Reporting on the Sustainable Development Goals—Challenges for OECD countries (Part I)
Switzerland will be one of the first countries to report back to the UN's High-Level Political Forum on progress towards the Sustainable Development Goals. In the first of a series of postings, Mark Halle highlights critical issues for Switzerland—and by extension, other OECD countries—to address in its reporting.
The heady months following the adoption of the 2030 Agenda with its 17 Sustainable Development Goals (SDGs), 169 targets and its raft of indicators, are slowly giving way to a more sober assessment of what we have taken on and how we will deliver it. Countries around the world must now come to grips with how to implement this complex and ambitious agenda. Part of the challenge is measuring progress and reporting it to the High-Level Political Forum (HLPF)—the UN platform set up to oversee the implementation of the SDGs.
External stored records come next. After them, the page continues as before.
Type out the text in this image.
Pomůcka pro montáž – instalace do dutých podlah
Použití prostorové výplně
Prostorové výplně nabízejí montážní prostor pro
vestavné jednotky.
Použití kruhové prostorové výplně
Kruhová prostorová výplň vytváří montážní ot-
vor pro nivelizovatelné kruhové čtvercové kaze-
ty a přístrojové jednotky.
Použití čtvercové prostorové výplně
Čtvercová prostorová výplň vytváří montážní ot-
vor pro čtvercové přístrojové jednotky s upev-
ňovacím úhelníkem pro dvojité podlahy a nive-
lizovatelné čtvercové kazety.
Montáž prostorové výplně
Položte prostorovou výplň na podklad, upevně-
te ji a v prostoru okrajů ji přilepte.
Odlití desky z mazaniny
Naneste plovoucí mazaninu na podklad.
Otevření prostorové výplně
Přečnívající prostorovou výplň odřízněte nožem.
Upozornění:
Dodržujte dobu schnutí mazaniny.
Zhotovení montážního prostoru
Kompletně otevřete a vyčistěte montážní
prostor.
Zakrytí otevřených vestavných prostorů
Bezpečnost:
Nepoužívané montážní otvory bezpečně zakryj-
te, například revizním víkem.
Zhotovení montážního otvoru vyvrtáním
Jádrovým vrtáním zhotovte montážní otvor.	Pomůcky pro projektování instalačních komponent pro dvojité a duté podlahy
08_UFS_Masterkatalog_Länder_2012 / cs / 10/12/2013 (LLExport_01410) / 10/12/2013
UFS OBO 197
Switzerland is one of a handful of countries that has volunteered to report to HLPF in the first cycles, and it is important therefore that the Swiss report help set the standard that others might be inspired to follow. At a broad stakeholder meeting in the Swiss capital last week, I was invited to offer advice on how to approach the reporting challenge and was impressed with the serious, open and meticulous way in which Switzerland is preparing to meet its obligations. Its reports will be comprehensive and groundbreaking. Given that Switzerland is—at this early stage—setting the bar for other countries, it is important that the reports cover the ground as thoroughly as possible.
With that in mind I offer four suggestions—at the borders of the existing debate—for critical issues these reports would usefully cover. I set out the first of them here; the remaining three will be addressed in subsequent postings.
1. Alignment and coherence
Given the 2030 Agenda’s transformative ambitions, its success hinges on becoming the “defining agenda” for international cooperation, the framework into which all other agendas must fit. Past sustainable development agendas failed not because they were poorly crafted or lacked international legitimacy, but more often because they were undermined by other, more powerful agendas driving the behaviour of states and other stakeholder groups. Agenda 21, adopted at the Earth Summit in Rio in 1992, offered a perfectly good program, and the world would be a significantly better place had we genuinely tried to implement it. Unfortunately, it was adopted at a time when the present economic paradigm, based on the Washington consensus, took hold and markets were unleashed to pursue development through a singular focus on economic growth based on open competition. We now know that this alone could never guarantee a shift to sustainable forms of development, but the economic growth agenda was clearly dominant and the rest had to adapt to it or fall by the wayside.
If the world is to come anywhere close to achieving the 2030 Agenda, this must be reversed. The 2030 Agenda must be the gold standard, and other agendas—whether relating to trade, investment, taxation, employment, refugee policy or other priorities—should be required to demonstrate their compatibility with the primordial agenda. Similarly, institutions entrusted with advancing these other—especially economic—agendas should be accountable for ensuring that they not undermine progress towards the 2030 Agenda and that, where possible, they actively advance it.
While this is a challenge for all countries, it is especially important for the OECD countries whose influence on international cooperation agendas is particularly powerful. So what does this mean for Switzerland (and by extension for the other OECD countries) and how should it be reflected in their reporting to HLPF? It means that there must be a major effort to ensure policy alignment among the positions Switzerland takes in these international regimes and organizations. Switzerland’s positions in respect of the World Trade Organization, to take an example, must be crafted and deployed bearing in mind the requirements of the 2030 Agenda. For instance, the rules governing intellectual property rights, or the ban on local content requirements relating to outside investments, might usefully be reviewed to determine whether, in their present form, they advance or undermine the 2030 Agenda. Likewise, the positions taken by the Swiss Executive Director at the World Bank or the African Development Bank—for example in approving a loan for coal-fired power generation—must be taken in light of the transformational imperatives of the 2030 Agenda.
Switzerland should create a space in its regular reporting to chronicle progress on this alignment process. This is a challenge, but it is clear that we will not reach the SDGs without a significant harmonization of policies across these broad economic, social and environmental agendas. Unless we are successful it is likely that the economic agendas that advance the interests of the powerful will, once again, make nonsense of the solemn commitment of our leaders—this time—to genuinely act to ensure that our future is sustainable.